Wir haben außerdem unseren Spaziergang mit Trails aufgezeichnet:

Lung Yeuk Tau Kulturerbe Pfad

Etwas komplett anderes als das Großstadtleben bietet dieser kurze Wanderweg durch die New Territories. Der Pfad führt durch verschiedene historische ummauerte Siedlungen, die der Tang Clan im 13. und 14. Jahrhundert bauen ließ um seinen Einwohner vor Piraten und marodierenden Banditen zu schützen.
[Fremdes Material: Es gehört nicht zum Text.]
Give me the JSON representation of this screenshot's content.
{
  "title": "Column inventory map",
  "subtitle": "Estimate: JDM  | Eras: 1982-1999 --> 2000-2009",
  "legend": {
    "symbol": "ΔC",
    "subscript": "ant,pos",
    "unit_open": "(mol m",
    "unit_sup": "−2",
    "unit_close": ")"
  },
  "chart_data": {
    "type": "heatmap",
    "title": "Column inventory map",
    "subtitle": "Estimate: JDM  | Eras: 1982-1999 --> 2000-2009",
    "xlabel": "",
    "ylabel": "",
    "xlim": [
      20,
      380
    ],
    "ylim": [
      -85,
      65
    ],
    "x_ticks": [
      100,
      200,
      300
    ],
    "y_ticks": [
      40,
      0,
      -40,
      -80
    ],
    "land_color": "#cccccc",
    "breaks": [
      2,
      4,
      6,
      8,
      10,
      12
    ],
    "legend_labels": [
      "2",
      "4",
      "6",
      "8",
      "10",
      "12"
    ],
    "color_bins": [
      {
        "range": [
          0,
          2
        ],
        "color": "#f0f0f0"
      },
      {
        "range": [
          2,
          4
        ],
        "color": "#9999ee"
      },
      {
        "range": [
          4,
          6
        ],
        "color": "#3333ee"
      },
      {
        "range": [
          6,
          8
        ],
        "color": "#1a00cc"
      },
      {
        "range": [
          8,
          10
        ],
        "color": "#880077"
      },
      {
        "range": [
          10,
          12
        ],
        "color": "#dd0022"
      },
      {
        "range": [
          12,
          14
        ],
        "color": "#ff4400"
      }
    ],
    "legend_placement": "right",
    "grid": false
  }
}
Obwohl wir diese Richtungsbeschreibungen nutzten hatten wir einige Probleme, den Startpunkt zu finden (könnte daran gelegen haben, dass wir nicht wie empfohlen den Bus nahmen, sondern zu Fuß dorthin gingen. Dies führte uns durch ein Industriegebiet, das nicht so aussah als könnte es irgendwo interessante historische Relikte enthalten) und teilweise auch nicht so leicht zu folgen, wir sind ein paar Mal falsch abgebogen. Mit Hilfe von Google Maps, was hier ja glücklicherweise wieder funktioniert, haben wir uns aber im Großen und Ganzen zurecht gefunden. Der Weg an sich ist sehr leicht zu laufen, komplett flach. Wir fühlten uns um einiges in der Zeit zurück gesetzt.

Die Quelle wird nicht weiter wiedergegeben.